Google's "Project Glass" Not Yet Clear

The date was so close to April 1st (April Fools Day in the USA) when the news broke that some thought that this was a joke. But it's not. There has been industry buzz on and off for quite some time about this. We now know that Google Project Glass is intended to (eventually) deliver augmented reality glasses with voice command capabilities and visual overlays. There are photos of Google co-founder Sergey Brinn wearing a prototype. Mainstream media including the New York Times and the Washington Post are covering the story, and describing uses such as video chat and location services.

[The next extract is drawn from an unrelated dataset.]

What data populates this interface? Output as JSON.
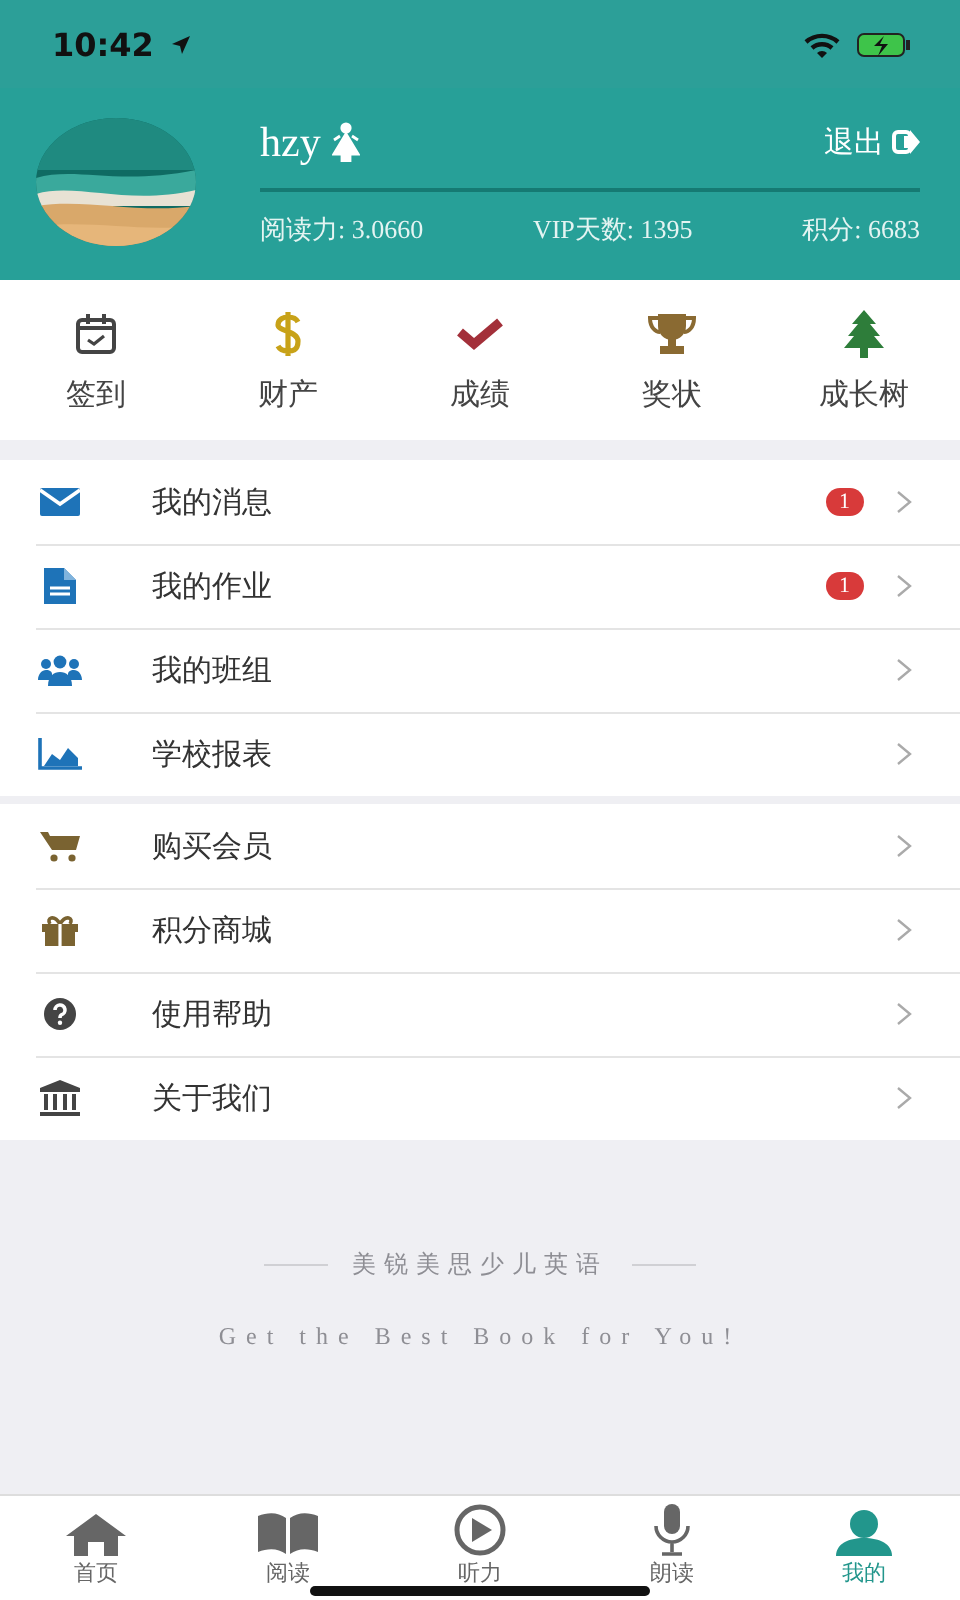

In high-tech circles we've been talking about augmented reality glasses for well over a decade and we've all seen the heads-up overlays in Sci-Fi movies, so as a concept this seems familiar. But a practical, light-weight, wearable gadget integrated with a range of Google applications (gmail, Google Maps, Google+ Hangouts, etc.) could be very interesting. At first it might be mostly a novelty. We see a photo of our friend's face while we talk on the phone or read their email. We see a map of the area we're in and get directions by looking up and to the right. But control through voice commands might be cumbersome, and a touch interface on the glasses or wired to the wrist might be clunky.

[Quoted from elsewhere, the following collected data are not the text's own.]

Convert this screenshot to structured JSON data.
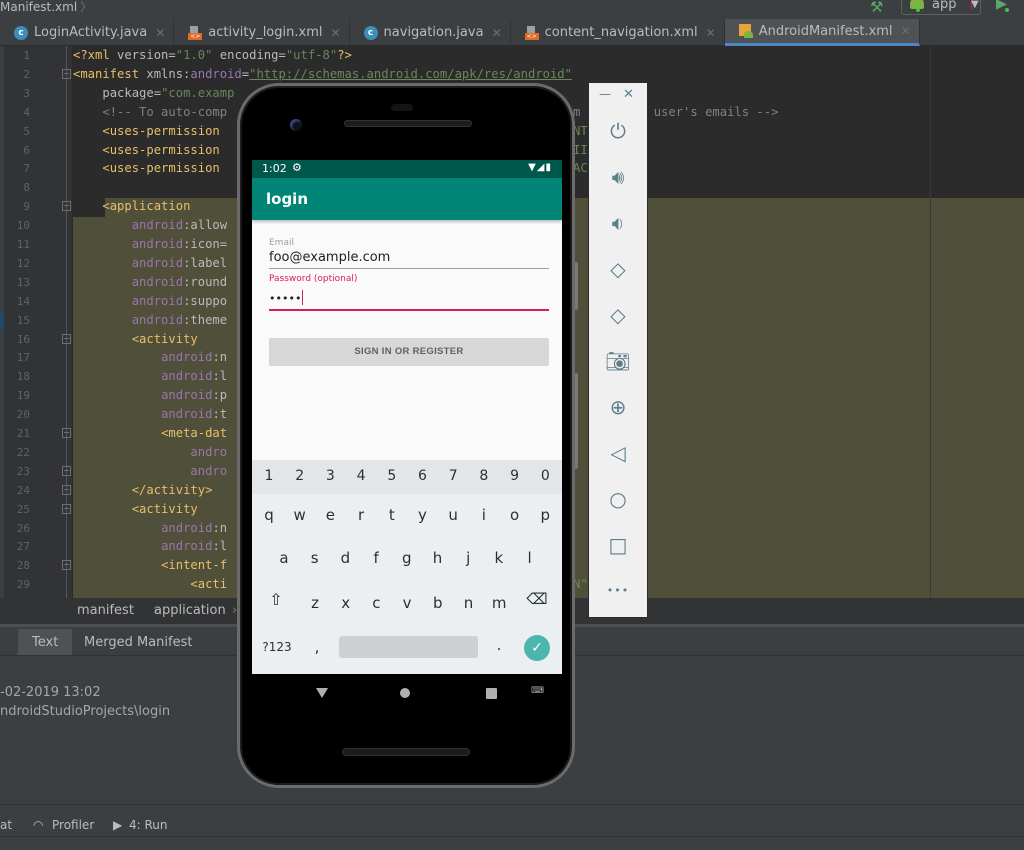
{
  "topbar": {
    "breadcrumb": "Manifest.xml",
    "config_label": "app",
    "build_icon": "hammer-icon",
    "run_icon": "run-icon"
  },
  "tabs": [
    {
      "label": "LoginActivity.java",
      "icon": "java-class-icon",
      "active": false
    },
    {
      "label": "activity_login.xml",
      "icon": "layout-xml-icon",
      "active": false
    },
    {
      "label": "navigation.java",
      "icon": "java-class-icon",
      "active": false
    },
    {
      "label": "content_navigation.xml",
      "icon": "layout-xml-icon",
      "active": false
    },
    {
      "label": "AndroidManifest.xml",
      "icon": "manifest-icon",
      "active": true
    }
  ],
  "editor": {
    "line_numbers": [
      "1",
      "2",
      "3",
      "4",
      "5",
      "6",
      "7",
      "8",
      "9",
      "10",
      "11",
      "12",
      "13",
      "14",
      "15",
      "16",
      "17",
      "18",
      "19",
      "20",
      "21",
      "22",
      "23",
      "24",
      "25",
      "26",
      "27",
      "28",
      "29"
    ],
    "lines": [
      {
        "indent": "",
        "parts": [
          [
            "tag",
            "<?xml "
          ],
          [
            "attr",
            "version="
          ],
          [
            "str",
            "\"1.0\" "
          ],
          [
            "attr",
            "encoding="
          ],
          [
            "str",
            "\"utf-8\""
          ],
          [
            "tag",
            "?>"
          ]
        ]
      },
      {
        "indent": "",
        "parts": [
          [
            "tag",
            "<manifest "
          ],
          [
            "attr",
            "xmlns:"
          ],
          [
            "ns",
            "android"
          ],
          [
            "attr",
            "="
          ],
          [
            "url",
            "\"http://schemas.android.com/apk/res/android\""
          ]
        ]
      },
      {
        "indent": "    ",
        "parts": [
          [
            "attr",
            "package="
          ],
          [
            "str",
            "\"com.examp"
          ]
        ]
      },
      {
        "indent": "    ",
        "parts": [
          [
            "com",
            "<!-- To auto-comp"
          ]
        ]
      },
      {
        "indent": "    ",
        "parts": [
          [
            "tag",
            "<uses-permission"
          ]
        ]
      },
      {
        "indent": "    ",
        "parts": [
          [
            "tag",
            "<uses-permission"
          ]
        ]
      },
      {
        "indent": "    ",
        "parts": [
          [
            "tag",
            "<uses-permission"
          ]
        ]
      },
      {
        "indent": "",
        "parts": []
      },
      {
        "indent": "    ",
        "parts": [
          [
            "tag",
            "<application"
          ]
        ]
      },
      {
        "indent": "        ",
        "parts": [
          [
            "ns",
            "android"
          ],
          [
            "attr",
            ":allow"
          ]
        ]
      },
      {
        "indent": "        ",
        "parts": [
          [
            "ns",
            "android"
          ],
          [
            "attr",
            ":icon="
          ]
        ]
      },
      {
        "indent": "        ",
        "parts": [
          [
            "ns",
            "android"
          ],
          [
            "attr",
            ":label"
          ]
        ]
      },
      {
        "indent": "        ",
        "parts": [
          [
            "ns",
            "android"
          ],
          [
            "attr",
            ":round"
          ]
        ]
      },
      {
        "indent": "        ",
        "parts": [
          [
            "ns",
            "android"
          ],
          [
            "attr",
            ":suppo"
          ]
        ]
      },
      {
        "indent": "        ",
        "parts": [
          [
            "ns",
            "android"
          ],
          [
            "attr",
            ":theme"
          ]
        ]
      },
      {
        "indent": "        ",
        "parts": [
          [
            "tag",
            "<activity"
          ]
        ]
      },
      {
        "indent": "            ",
        "parts": [
          [
            "ns",
            "android"
          ],
          [
            "attr",
            ":n"
          ]
        ]
      },
      {
        "indent": "            ",
        "parts": [
          [
            "ns",
            "android"
          ],
          [
            "attr",
            ":l"
          ]
        ]
      },
      {
        "indent": "            ",
        "parts": [
          [
            "ns",
            "android"
          ],
          [
            "attr",
            ":p"
          ]
        ]
      },
      {
        "indent": "            ",
        "parts": [
          [
            "ns",
            "android"
          ],
          [
            "attr",
            ":t"
          ]
        ]
      },
      {
        "indent": "            ",
        "parts": [
          [
            "tag",
            "<meta-dat"
          ]
        ]
      },
      {
        "indent": "                ",
        "parts": [
          [
            "ns",
            "andro"
          ]
        ]
      },
      {
        "indent": "                ",
        "parts": [
          [
            "ns",
            "andro"
          ]
        ]
      },
      {
        "indent": "        ",
        "parts": [
          [
            "tag",
            "</activity>"
          ]
        ]
      },
      {
        "indent": "        ",
        "parts": [
          [
            "tag",
            "<activity"
          ]
        ]
      },
      {
        "indent": "            ",
        "parts": [
          [
            "ns",
            "android"
          ],
          [
            "attr",
            ":n"
          ]
        ]
      },
      {
        "indent": "            ",
        "parts": [
          [
            "ns",
            "android"
          ],
          [
            "attr",
            ":l"
          ]
        ]
      },
      {
        "indent": "            ",
        "parts": [
          [
            "tag",
            "<intent-f"
          ]
        ]
      },
      {
        "indent": "                ",
        "parts": [
          [
            "tag",
            "<acti"
          ]
        ]
      }
    ],
    "right_fragments": [
      {
        "line": 4,
        "text": "m        e user's emails -->",
        "kind": "com"
      },
      {
        "line": 5,
        "text": "NT",
        "kind": "str"
      },
      {
        "line": 6,
        "text": "II",
        "kind": "str"
      },
      {
        "line": 7,
        "text": "AC",
        "kind": "str"
      },
      {
        "line": 29,
        "text": "N\"",
        "kind": "str"
      }
    ]
  },
  "editor_breadcrumbs": [
    "manifest",
    "application"
  ],
  "bottom_tabs": [
    {
      "label": "Text",
      "active": true
    },
    {
      "label": "Merged Manifest",
      "active": false
    }
  ],
  "log": {
    "lines": [
      "-02-2019 13:02",
      "ndroidStudioProjects\\login"
    ]
  },
  "toolstrip": {
    "items": [
      {
        "label": "at",
        "icon": ""
      },
      {
        "label": "Profiler",
        "icon": "gauge-icon"
      },
      {
        "label": "4: Run",
        "icon": "run-icon"
      }
    ]
  },
  "phone": {
    "status_time": "1:02",
    "app_title": "login",
    "email_label": "Email",
    "email_value": "foo@example.com",
    "password_label": "Password (optional)",
    "password_value": "•••••",
    "signin_button": "SIGN IN OR REGISTER",
    "colors": {
      "primary": "#008577",
      "primary_dark": "#00574b",
      "accent": "#d81b60"
    },
    "keyboard": {
      "numbers": [
        "1",
        "2",
        "3",
        "4",
        "5",
        "6",
        "7",
        "8",
        "9",
        "0"
      ],
      "row1": [
        "q",
        "w",
        "e",
        "r",
        "t",
        "y",
        "u",
        "i",
        "o",
        "p"
      ],
      "row2": [
        "a",
        "s",
        "d",
        "f",
        "g",
        "h",
        "j",
        "k",
        "l"
      ],
      "row3": [
        "z",
        "x",
        "c",
        "v",
        "b",
        "n",
        "m"
      ],
      "symbols_key": "?123",
      "comma_key": ",",
      "period_key": "."
    }
  },
  "emulator_toolbar": {
    "buttons": [
      {
        "name": "power",
        "icon": "power-icon"
      },
      {
        "name": "volume-up",
        "icon": "volume-up-icon"
      },
      {
        "name": "volume-down",
        "icon": "volume-down-icon"
      },
      {
        "name": "rotate-left",
        "icon": "rotate-left-icon"
      },
      {
        "name": "rotate-right",
        "icon": "rotate-right-icon"
      },
      {
        "name": "screenshot",
        "icon": "camera-icon"
      },
      {
        "name": "zoom",
        "icon": "zoom-in-icon"
      },
      {
        "name": "back",
        "icon": "back-icon"
      },
      {
        "name": "home",
        "icon": "home-icon"
      },
      {
        "name": "overview",
        "icon": "overview-icon"
      },
      {
        "name": "more",
        "icon": "more-icon"
      }
    ]
  }
}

Eventually, though, the interfaces could smooth out (even before the inevitable Google Brain Interface is fully ready), and the application set could evolve and become more advanced. Augmented reality coupled with enough information might be magical. With facial recognition software and a populated address book, we can "remember" the names and details of acquaintances when we see them (see also my blog post, The Rest Of My Brain). With online databases, location services, and pattern recognition we can know the architect of every building we see and the artist behind every sculpture we encounter. Sometimes we'll be able to see through walls, such as when information and images regarding the opposite side is available.

If Google makes a version intended to work only with Google applications, and Apple and others make their own versions intended to work only with their services, this space could be disappointing. What would be best is wearable hardware (with choices from multiple sources) with the flexibility to access a broad range of services from a variety of service providers. Let's hope it plays out that way.

Does Google Project Glass sound interesting?